Harmattan was shortlisted for the 2010 Commonwealth Writers’ Prize, Africa Region.
Nervous Conditions is a novel by Zimbabwean author Tsitsi Dangarembga, first published in the United Kingdom in 1988 by the Women’s Press. The semi-autobiographical is set in the African country then known as Rhodesia in the early 1960s. The narrator and protagonist is a young black woman named Tambu, who looks back on her experiences as a child and adolescent. The novel portrays the challenges that a young Shona girl faces in her efforts to break free of her impoverished background and acquire an education.
Nervous Conditions attempts to illustrate the dynamic themes of race, class, gender, and cultural change during the post-colonial conditions of present-day Zimbabwe.
Men of the South
Written by South African journalist and novelist, Zukiswa Wanner, Men of the South was shortlisted for the Commonwealth Writers’ Prize 2011. The novel is a fascinating novel about three men out from three worlds. Mfundo the musician and dad, Mzi – gay, but married, and Tinaye – a displaced Zimbabwean in South. Men of the South is a great read that explores the sensitive issues of unemployment, homosexuality and immigration, all subjects that impact modern day societies and affect the ways in which we relate with our families, friends and what society expects of us.

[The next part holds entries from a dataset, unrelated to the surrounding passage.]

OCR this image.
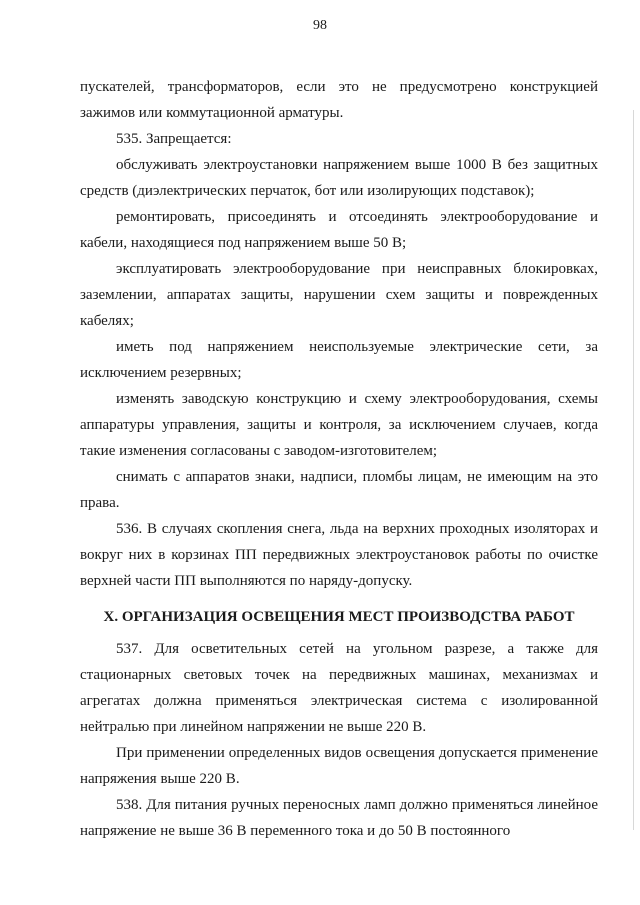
98

пускателей, трансформаторов, если это не предусмотрено конструкцией зажимов или коммутационной арматуры.

535. Запрещается:

обслуживать электроустановки напряжением выше 1000 В без защитных средств (диэлектрических перчаток, бот или изолирующих подставок);

ремонтировать, присоединять и отсоединять электрооборудование и кабели, находящиеся под напряжением выше 50 В;

эксплуатировать электрооборудование при неисправных блокировках, заземлении, аппаратах защиты, нарушении схем защиты и поврежденных кабелях;

иметь под напряжением неиспользуемые электрические сети, за исключением резервных;

изменять заводскую конструкцию и схему электрооборудования, схемы аппаратуры управления, защиты и контроля, за исключением случаев, когда такие изменения согласованы с заводом-изготовителем;

снимать с аппаратов знаки, надписи, пломбы лицам, не имеющим на это права.

536. В случаях скопления снега, льда на верхних проходных изоляторах и вокруг них в корзинах ПП передвижных электроустановок работы по очистке верхней части ПП выполняются по наряду-допуску.

X. ОРГАНИЗАЦИЯ ОСВЕЩЕНИЯ МЕСТ ПРОИЗВОДСТВА РАБОТ

537. Для осветительных сетей на угольном разрезе, а также для стационарных световых точек на передвижных машинах, механизмах и агрегатах должна применяться электрическая система с изолированной нейтралью при линейном напряжении не выше 220 В.

При применении определенных видов освещения допускается применение напряжения выше 220 В.

538. Для питания ручных переносных ламп должно применяться линейное напряжение не выше 36 В переменного тока и до 50 В постоянного
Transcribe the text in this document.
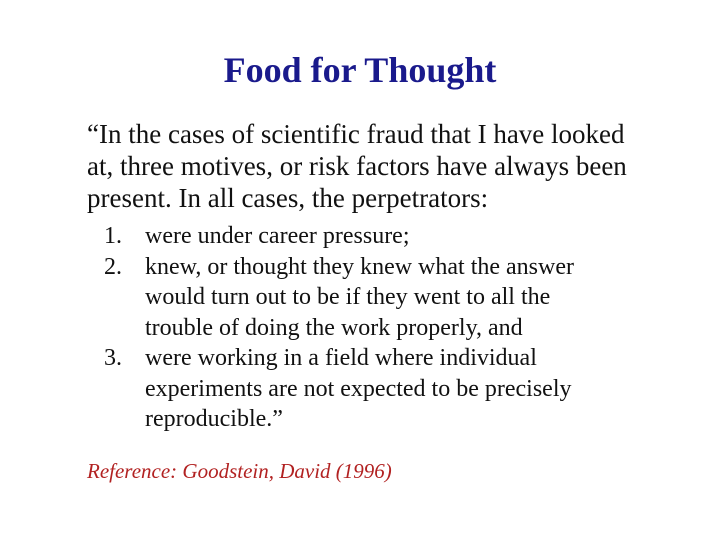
Food for Thought
“In the cases of scientific fraud that I have looked
at, three motives, or risk factors have always been
present. In all cases, the perpetrators:
1. were under career pressure;
2. knew, or thought they knew what the answer
would turn out to be if they went to all the
trouble of doing the work properly, and
3. were working in a field where individual
experiments are not expected to be precisely
reproducible.”
Reference: Goodstein, David (1996)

Also written by Chimamanda Adichie, the novel tells the story of a young Nigerian woman who emigrates to the United States for a university education and stays for work. Published in 2013 by Alfred A. Knopf, The novel is a powerful, tender story of race and identity. Americanah also tackles tackles African brain drain, blogging, diasporans returning to Africa, US and British strains of racism
The book was selected as one of the 10 Best Books of 2013 by the editors of the New York Times Book Review. It won the 2013 National Book Critics Circle Award (Fiction), and was shortlisted for the 2014 Baileys Women’s Prize for Fiction of the United Kingdom.
The Secret Lives of Baba Segi’s Wives
The novel is written by Nigerian poet and author, Lola Shoneyin. It is a multi-protagonist satirical novel that tells a tale of men and women, mothers and children, servitude and independence.The author narrated through the voices of Baba Segi, his wives, and his driver in different chapters, taking the reader through the complexity of trying to co-exist with co-wives with differences in educational background.
The Secret Lives of Baba Segi’s Wives depicts the common threads that connect the experiences of all women, the hardships they bear, their fierce desire to protect those they love and their struggle to define themselves. Each character in the book has secrets and it is only by letting the secret out that true liberty is achieved.
I Do Not Come to You by Chance
Adaobi Nwaubani‘s debut novel is set amid the perilous world of Nigerian email scams. It tells the story of Kingsley, a university graduate who has finished his engineering degree and is expecting to work for an oil company. After it fails to happen, and the demand to provide for his beloved family increases, Kingsley meets his notorious uncle, Cash Daddy, the larger-than-life mastermind of a thousand e-mail scams.
This book won the Wole Soyinka Prize in 2010, Commonwealth Writers Prize best first book Africa region and a Betty Trask Award from the society of authors in 2010.